I am working with a PyTorch model (AutoModelForCausalLM) using the transformers library and encountering a RuntimeError related to tensor types and operator support. Here’s a simplified version of my code:
import torch
import requests
from PIL import Image
from IPython.display import display
from transformers import AutoModelForCausalLM, LlamaTokenizer
# Load tokenizer and model
tokenizer = LlamaTokenizer.from_pretrained('lmsys/vicuna-7b-v1.5')
model = AutoModelForCausalLM.from_pretrained(
'THUDM/cogvlm-chat-hf',
torch_dtype=torch.float16, # Using torch.float16
low_cpu_mem_usage=True,
trust_remote_code=True
).eval()
def generate(query: str, img_url: str, max_length: int = 2048) -> str:
image = Image.open(requests.get(img_url, stream=True).raw).convert('RGB')
display(image)
# Generate token inputs
inputs = model.build_conversation_input_ids(tokenizer, query=query, history=[], images=[image], template_version='vqa')
# Convert tensors to appropriate types
input_ids = inputs['input_ids'].unsqueeze(0).to(torch.long)
token_type_ids = inputs['token_type_ids'].unsqueeze(0).to(torch.long)
attention_mask = inputs['attention_mask'].unsqueeze(0).to(torch.float16)
images = [[inputs['images'][0].to(torch.float16)]]
inputs = {
'input_ids': input_ids,
'token_type_ids': token_type_ids,
'attention_mask': attention_mask,
'images': images,
}
gen_kwargs = {"max_length": max_length, "do_sample": False}
with torch.no_grad():
outputs = model.generate(**inputs, **gen_kwargs)
outputs = outputs[:, input_ids.shape[1]:]

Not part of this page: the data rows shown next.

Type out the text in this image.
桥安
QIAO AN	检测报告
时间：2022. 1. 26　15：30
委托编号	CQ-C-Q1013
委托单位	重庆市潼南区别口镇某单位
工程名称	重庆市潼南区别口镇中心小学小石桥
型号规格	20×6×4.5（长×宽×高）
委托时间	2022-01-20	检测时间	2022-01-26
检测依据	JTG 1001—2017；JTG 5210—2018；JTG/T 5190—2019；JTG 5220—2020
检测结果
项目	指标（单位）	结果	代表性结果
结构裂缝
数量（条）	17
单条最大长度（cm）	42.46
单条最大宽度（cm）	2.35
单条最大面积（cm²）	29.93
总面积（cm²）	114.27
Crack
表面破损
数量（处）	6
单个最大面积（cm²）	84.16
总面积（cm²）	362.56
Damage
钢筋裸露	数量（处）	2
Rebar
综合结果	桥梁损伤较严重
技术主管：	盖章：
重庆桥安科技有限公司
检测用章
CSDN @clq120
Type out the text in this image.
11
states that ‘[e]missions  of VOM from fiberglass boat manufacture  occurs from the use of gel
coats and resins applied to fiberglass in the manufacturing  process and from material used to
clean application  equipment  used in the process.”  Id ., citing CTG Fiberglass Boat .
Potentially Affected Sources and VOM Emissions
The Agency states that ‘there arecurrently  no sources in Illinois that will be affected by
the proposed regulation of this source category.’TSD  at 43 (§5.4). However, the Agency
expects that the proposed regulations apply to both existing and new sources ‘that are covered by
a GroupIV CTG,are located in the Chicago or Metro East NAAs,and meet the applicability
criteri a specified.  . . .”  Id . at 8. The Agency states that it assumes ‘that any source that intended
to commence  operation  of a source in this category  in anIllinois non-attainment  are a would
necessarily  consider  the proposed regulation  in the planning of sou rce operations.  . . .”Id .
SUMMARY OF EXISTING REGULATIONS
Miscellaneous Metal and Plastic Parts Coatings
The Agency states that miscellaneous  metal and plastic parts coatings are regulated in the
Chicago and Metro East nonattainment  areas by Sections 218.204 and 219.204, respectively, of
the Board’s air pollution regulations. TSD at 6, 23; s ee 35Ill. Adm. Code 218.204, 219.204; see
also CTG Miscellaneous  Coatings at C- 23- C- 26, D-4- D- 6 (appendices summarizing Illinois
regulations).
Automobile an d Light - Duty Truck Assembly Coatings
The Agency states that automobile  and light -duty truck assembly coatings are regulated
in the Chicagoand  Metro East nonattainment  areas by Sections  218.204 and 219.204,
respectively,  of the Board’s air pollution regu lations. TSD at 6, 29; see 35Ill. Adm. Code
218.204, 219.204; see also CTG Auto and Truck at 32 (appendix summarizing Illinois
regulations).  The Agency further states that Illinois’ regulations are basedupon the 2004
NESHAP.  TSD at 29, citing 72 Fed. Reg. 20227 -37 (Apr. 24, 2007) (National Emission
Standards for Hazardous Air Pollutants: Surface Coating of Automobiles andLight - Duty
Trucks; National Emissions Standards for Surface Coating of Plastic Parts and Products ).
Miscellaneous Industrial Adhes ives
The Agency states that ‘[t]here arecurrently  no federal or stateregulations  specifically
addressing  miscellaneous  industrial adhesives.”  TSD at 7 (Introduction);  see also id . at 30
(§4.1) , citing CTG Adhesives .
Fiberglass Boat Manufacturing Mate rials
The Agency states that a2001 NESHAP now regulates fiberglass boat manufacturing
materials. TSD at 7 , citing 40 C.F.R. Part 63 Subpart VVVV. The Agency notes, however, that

return tokenizer.decode(outputs[0])
query = 'Describe this image in detail'
img_url = 'https://i.ibb.co/x1nH9vr/Slide1.jpg'
generate(query, img_url)
Above code throws throws the following error:
NotImplementedError: No operator found for `memory_efficient_attention_forward` with inputs:
query : shape=(1, 1226, 16, 112) (torch.float16)
key : shape=(1, 1226, 16, 112) (torch.float16)
value : shape=(1, 1226, 16, 112) (torch.float16)
attn_bias : <class 'NoneType'>
p : 0.0
`ck_decoderF` is not supported because:
device=cpu (supported: {'cuda'})
operator wasn't built - see `python -m xformers.info` for more info
`ckF` is not supported because:
device=cpu (supported: {'cuda'})
operator wasn't built - see `python -m xformers.info` for more info
I’m trying to use torch.float16 tensors with my PyTorch model on CPU (device=cpu). The model is loaded with torch.float16 using AutoModelForCausalLM from the transformers library. However, I encounter the NotImplementedError stating that the memory_efficient_attention_forward operator isn’t supported on CPU with torch.float16.
Is there a way to make memory_efficient_attention_forward work with torch.float16 on CPU? Are there alternative approaches or configurations I should consider to resolve this issue?
I am trying to run this on a MacBook PRO with Intel Core i7 processor.